Attentive or Not? Toward a Machine Learning Approach to Assessing Students’ Visible Engagement in Classroom Instruction
Teachers must be able to monitor students’ behavior and identify valid cues in order to draw conclusions about students’ actual engagement in learning activities.
Teacher training can support (inexperienced) teachers in developing these skills by using videotaped teaching to highlight which indicators should be considered. However, this supposes that (a) valid indicators of students’ engagement in learning are known and (b) work with videos is designed as effectively as possible to reduce the effort involved in manual coding procedures and in examining videos.
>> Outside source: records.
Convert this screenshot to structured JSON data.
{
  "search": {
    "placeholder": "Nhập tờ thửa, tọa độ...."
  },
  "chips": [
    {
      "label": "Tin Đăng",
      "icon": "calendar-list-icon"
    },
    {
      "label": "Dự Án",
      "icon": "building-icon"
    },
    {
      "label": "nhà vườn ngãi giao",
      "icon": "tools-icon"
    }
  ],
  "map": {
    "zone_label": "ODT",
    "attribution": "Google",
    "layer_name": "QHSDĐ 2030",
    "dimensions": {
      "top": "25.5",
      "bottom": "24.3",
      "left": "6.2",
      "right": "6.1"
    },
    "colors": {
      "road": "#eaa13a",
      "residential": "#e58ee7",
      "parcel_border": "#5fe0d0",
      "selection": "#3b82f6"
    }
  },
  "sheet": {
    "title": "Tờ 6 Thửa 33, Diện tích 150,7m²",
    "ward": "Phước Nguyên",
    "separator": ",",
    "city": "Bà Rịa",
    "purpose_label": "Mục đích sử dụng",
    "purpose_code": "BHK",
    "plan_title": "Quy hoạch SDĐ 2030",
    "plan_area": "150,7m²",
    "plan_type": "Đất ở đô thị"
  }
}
One avenue for addressing these issues is to utilize the technological advances made in recent years in fields such as machine learning to improve the analysis of classroom videos. Assessing students’ attention-related processes through visible indicators of (dis)engagement in learning might become more effective if automated analyses can be employed. Thus, in the present study, we validated a new manual rating approach and provided a proof of concept for a machine vision-based approach evaluated on pilot classroom recordings of three lessons with university students. The manual rating system was significantly correlated with self-reported cognitive engagement, involvement, and situational interest and predicted performance on a subsequent knowledge test. The machine vision-based approach, which was based on gaze, head pose, and facial expressions, provided good estimations of the manual ratings. Adding a synchrony feature to the automated analysis improved correlations with the manual ratings as well as the prediction of posttest variables. The discussion focuses on challenges and important next steps in bringing the automated analysis of engagement to the classroom.